The former CEO of the women’s coworking space is speaking out to take responsibility for how the company mistreated employees of color and sustained classist structures.


3 min read


After four months of introspection, Audrey Gelman is breaking her silence with an apology. On her Instagram account, the 33-year-old founder and former CEO of women’s coworking space the Wing wrote today that, “The original vision of The Wing sought to celebrate the sanctity of women’s friendships, create space for them to take big risks and stand up to injustice. But despite these intentions, we began to uphold the kind of societal inequality we set out to upend.”

Gelman and Lauren Kassan started The Wing in 2016, but in the years since Donald Trump became president, the company has taken on a more activist bent and become a mainstay of the Instagram-friendly feminist scene. The Wing raised $100,000 in venture capital, grew to more than 12,000 members and expanded to eight locations across the country.

Earlier this year, however, reports began to surface concerning mistreatment of the company’s LGBTQ employees and employees of color by both members and staff. (About 40 percent of the corporate staff were women of color, but the majority of the club’s members — who paid between $215-$250 per month in dues — were white.) Those allegations were further outlined in a March New York Times Magazine exposé on the company’s toxic culture. 

When the pandemic hit, the Wing’s co-working spaces closed down, and the company laid off more than 300 people. An employee-relief fund was started, promising $500 grants to employees, but by June, many employees still hadn’t received their checks and were being told the money wasn’t there. When Black Lives Matter Movement erupted following the murder of George Floyd, the Wing posted in solidarity, promising to donate $200,000 to the cause. To many of the Wing’s own employees who had been told there weren’t enough funds to help them, this prioritization of public appearance over company practice was the last straw. They began speaking out across various Instagram accounts, and on June 11, Gelman resigned from her role as CEO.

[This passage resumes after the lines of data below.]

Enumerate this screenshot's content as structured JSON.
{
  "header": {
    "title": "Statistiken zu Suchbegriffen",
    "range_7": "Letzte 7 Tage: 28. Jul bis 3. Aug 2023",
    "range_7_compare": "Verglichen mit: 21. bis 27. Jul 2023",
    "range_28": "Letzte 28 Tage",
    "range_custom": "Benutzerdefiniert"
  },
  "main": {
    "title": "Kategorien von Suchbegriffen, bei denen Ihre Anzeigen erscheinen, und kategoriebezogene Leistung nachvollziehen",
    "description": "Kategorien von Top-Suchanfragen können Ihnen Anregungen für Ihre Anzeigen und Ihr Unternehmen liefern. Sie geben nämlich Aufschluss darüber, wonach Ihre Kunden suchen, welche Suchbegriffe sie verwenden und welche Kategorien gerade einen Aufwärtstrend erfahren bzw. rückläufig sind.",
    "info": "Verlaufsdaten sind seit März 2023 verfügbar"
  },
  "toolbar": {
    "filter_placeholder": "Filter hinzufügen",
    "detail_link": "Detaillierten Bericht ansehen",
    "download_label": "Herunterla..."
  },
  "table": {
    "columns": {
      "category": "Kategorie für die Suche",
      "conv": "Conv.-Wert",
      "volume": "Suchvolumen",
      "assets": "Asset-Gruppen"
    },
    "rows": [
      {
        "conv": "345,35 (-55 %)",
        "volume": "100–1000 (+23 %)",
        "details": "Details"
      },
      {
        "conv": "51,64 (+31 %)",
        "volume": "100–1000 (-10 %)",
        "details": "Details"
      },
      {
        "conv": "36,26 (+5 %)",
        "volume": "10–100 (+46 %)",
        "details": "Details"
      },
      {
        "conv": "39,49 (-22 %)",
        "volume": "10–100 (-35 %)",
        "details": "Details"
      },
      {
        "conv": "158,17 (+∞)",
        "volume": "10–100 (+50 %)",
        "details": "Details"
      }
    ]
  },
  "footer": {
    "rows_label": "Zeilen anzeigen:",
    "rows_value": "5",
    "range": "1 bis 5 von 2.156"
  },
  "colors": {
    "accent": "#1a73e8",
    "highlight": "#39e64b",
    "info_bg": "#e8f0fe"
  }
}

She’s kept a low profile since then, but in today’s IG post acknowledged that she’s been “doing some deep work on what happened at the Wing and my personal role in it.” She added that the company tried to grow too fast and put aside the importance of implementing its values in order to make more money. “Was The Wing an activist nonprofit? A co-working oasis? A fast-growing tech startup? Everyone expected something different,” she wrote. “We used these different messages as a tactic to raise money, recruit members and employees…. Many felt they were sold a false vision and lost trust in us.”

Ultimately, Gelman said, “Members’ needs came first, and those members were often white and affluent enough to afford the Wing’s membership dues…. This came at the expense of employees, who experienced mistreatment and harm from members, and who felt unprotected by management and ultimately unprotected by me…. As the leader of the company, I had the power to enforce the policies…. My hope is that my errors will not discourage other women from taking big, ambitious ideas into the world, but that they can contribute to the creation of a blueprint for how to get it right in the future.”